著者
黒田 成幸
出版者
The Linguistic Society of Japan
雑誌
言語研究 (ISSN:00243914)
巻号頁・発行日
vol.1967, no.50, pp.85-99, 1967-01-20 (Released:2010-11-26)
参考文献数
17

The phonetic forms of the so-called soku-on (choked sound) and hatu-on (syllabic nasal) are accounted for in generative phonology by means of the introduction of three phonological rules, progressive assimilation, nasalization, and regressive assimilation, ordered in this way. It is shown that Chomsky's argument which denies the theoretical status of the phoneme in generative phonology is equally applicable to the soku-on and hatu-on; that is, there is no level of representation on which either the soku-on or hatu-on is represented by one and the same segment. However, if we assume that the soku-on and the hatu-on are, respectively, the segment “plus consonantal, minus nasal”, and the segment “plus consonantal, plus nasal”, the other features being unspecified, then the representation using the soku-on and hatu-on (say, of a word), is shown to be an inverse representation on the levels of each of the three phonological rules introduced above.(A representation is by definition inverse on the level of a rule R, if the application to it of R and the rules that follow R yields the correct phonetic representation.) The regressive assimilation rule is characterized among these three rules by the fact that on this level the inverse representation is minimal and nondistinct from the generative representation on the same level. A speculation on the perceptual mechanism is added which assigns special significance to this level.
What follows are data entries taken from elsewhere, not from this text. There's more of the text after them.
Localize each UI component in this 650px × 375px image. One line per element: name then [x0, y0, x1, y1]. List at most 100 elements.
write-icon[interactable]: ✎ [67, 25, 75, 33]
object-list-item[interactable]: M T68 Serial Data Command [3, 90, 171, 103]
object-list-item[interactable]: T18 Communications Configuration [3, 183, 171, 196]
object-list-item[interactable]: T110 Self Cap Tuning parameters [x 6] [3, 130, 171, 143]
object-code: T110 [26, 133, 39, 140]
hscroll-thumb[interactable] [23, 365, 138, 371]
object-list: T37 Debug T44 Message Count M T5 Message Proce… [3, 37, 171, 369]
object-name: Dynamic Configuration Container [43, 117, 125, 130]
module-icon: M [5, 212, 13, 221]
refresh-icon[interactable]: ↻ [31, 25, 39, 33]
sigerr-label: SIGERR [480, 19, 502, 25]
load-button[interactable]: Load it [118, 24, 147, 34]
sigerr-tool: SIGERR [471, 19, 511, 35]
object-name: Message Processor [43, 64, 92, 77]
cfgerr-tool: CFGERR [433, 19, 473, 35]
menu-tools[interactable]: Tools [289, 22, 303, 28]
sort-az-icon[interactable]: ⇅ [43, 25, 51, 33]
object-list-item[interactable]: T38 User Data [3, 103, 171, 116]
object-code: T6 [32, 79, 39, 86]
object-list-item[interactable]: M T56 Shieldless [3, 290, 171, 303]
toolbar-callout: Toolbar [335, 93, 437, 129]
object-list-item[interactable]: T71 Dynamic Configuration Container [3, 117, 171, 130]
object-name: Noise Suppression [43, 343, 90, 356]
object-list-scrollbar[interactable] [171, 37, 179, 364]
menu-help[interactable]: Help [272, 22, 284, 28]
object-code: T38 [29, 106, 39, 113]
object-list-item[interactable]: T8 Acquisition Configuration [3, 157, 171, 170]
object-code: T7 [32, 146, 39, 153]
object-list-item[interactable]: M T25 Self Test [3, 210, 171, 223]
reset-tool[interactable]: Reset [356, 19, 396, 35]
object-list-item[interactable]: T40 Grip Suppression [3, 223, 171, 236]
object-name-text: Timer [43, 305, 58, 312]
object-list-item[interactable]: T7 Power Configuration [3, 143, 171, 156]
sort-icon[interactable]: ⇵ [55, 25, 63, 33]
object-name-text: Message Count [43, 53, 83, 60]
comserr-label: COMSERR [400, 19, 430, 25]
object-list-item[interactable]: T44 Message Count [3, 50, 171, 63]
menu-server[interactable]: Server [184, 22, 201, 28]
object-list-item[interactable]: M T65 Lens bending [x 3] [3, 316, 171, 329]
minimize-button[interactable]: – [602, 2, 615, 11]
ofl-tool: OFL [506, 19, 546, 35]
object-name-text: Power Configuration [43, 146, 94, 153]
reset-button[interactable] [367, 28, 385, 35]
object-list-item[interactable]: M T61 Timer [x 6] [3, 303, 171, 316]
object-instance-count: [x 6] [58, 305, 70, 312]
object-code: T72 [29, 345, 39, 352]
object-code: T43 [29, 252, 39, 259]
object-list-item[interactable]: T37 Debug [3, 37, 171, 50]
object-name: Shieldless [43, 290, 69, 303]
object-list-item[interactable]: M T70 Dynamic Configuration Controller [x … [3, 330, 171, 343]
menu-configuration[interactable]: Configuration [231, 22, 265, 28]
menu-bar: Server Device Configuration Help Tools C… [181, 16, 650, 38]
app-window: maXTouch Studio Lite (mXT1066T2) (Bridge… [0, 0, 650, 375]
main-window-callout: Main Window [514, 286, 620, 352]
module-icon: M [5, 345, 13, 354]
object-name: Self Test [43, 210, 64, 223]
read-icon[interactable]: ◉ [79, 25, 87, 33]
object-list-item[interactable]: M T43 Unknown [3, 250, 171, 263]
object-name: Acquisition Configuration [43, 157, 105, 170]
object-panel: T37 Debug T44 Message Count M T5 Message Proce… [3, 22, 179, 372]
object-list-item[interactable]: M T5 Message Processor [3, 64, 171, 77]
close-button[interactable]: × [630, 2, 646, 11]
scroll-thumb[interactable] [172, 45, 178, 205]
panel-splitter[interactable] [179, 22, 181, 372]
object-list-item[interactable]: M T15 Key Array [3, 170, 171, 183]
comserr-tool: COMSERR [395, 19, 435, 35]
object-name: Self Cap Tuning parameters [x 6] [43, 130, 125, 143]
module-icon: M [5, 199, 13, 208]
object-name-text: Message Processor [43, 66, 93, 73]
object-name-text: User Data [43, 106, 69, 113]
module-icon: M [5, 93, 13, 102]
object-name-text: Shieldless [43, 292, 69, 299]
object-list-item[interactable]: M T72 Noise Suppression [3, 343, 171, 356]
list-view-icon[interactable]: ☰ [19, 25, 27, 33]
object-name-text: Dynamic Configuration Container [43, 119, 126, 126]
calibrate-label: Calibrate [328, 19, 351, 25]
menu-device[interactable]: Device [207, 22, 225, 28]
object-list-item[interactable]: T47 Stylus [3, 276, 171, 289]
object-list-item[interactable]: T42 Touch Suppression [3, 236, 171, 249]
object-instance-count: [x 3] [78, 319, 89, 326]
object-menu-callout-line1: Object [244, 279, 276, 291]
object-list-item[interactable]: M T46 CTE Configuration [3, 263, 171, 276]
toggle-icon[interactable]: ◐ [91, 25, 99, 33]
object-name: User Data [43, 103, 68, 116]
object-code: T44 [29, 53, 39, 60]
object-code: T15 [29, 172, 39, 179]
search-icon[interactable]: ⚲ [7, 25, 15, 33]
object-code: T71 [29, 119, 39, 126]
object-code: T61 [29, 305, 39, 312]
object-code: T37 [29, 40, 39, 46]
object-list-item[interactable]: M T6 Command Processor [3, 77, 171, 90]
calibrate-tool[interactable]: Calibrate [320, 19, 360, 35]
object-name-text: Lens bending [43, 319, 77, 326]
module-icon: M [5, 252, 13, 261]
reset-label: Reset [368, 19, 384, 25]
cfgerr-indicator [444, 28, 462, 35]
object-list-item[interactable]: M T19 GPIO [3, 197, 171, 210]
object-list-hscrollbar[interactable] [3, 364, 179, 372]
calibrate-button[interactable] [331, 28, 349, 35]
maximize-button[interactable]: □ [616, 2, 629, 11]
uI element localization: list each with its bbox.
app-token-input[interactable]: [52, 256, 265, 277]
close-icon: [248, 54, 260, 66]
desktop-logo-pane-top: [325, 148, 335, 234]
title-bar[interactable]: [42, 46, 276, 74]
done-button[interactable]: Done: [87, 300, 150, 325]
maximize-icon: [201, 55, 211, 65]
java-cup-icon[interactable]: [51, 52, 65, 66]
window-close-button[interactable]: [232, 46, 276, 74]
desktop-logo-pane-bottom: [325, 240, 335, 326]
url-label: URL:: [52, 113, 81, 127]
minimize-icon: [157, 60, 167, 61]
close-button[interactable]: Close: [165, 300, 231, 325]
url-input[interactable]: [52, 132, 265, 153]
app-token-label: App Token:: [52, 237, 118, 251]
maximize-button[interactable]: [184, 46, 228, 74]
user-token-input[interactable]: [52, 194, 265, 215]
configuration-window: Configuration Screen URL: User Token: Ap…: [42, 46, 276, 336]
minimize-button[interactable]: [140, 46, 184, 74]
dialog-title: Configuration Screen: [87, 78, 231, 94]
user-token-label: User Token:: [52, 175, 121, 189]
It is assumed that in perception during the analysisby-synthesis procedure the input phonetic signal is temporarily stored in the representation which contains the segments corresponding to the traditional notion of soku-on and hatuon, namely the minimal inverse representation on the level of regressive assimilation; it is then compared with the generative representation on the same level to see whether the two representations are distinct or not.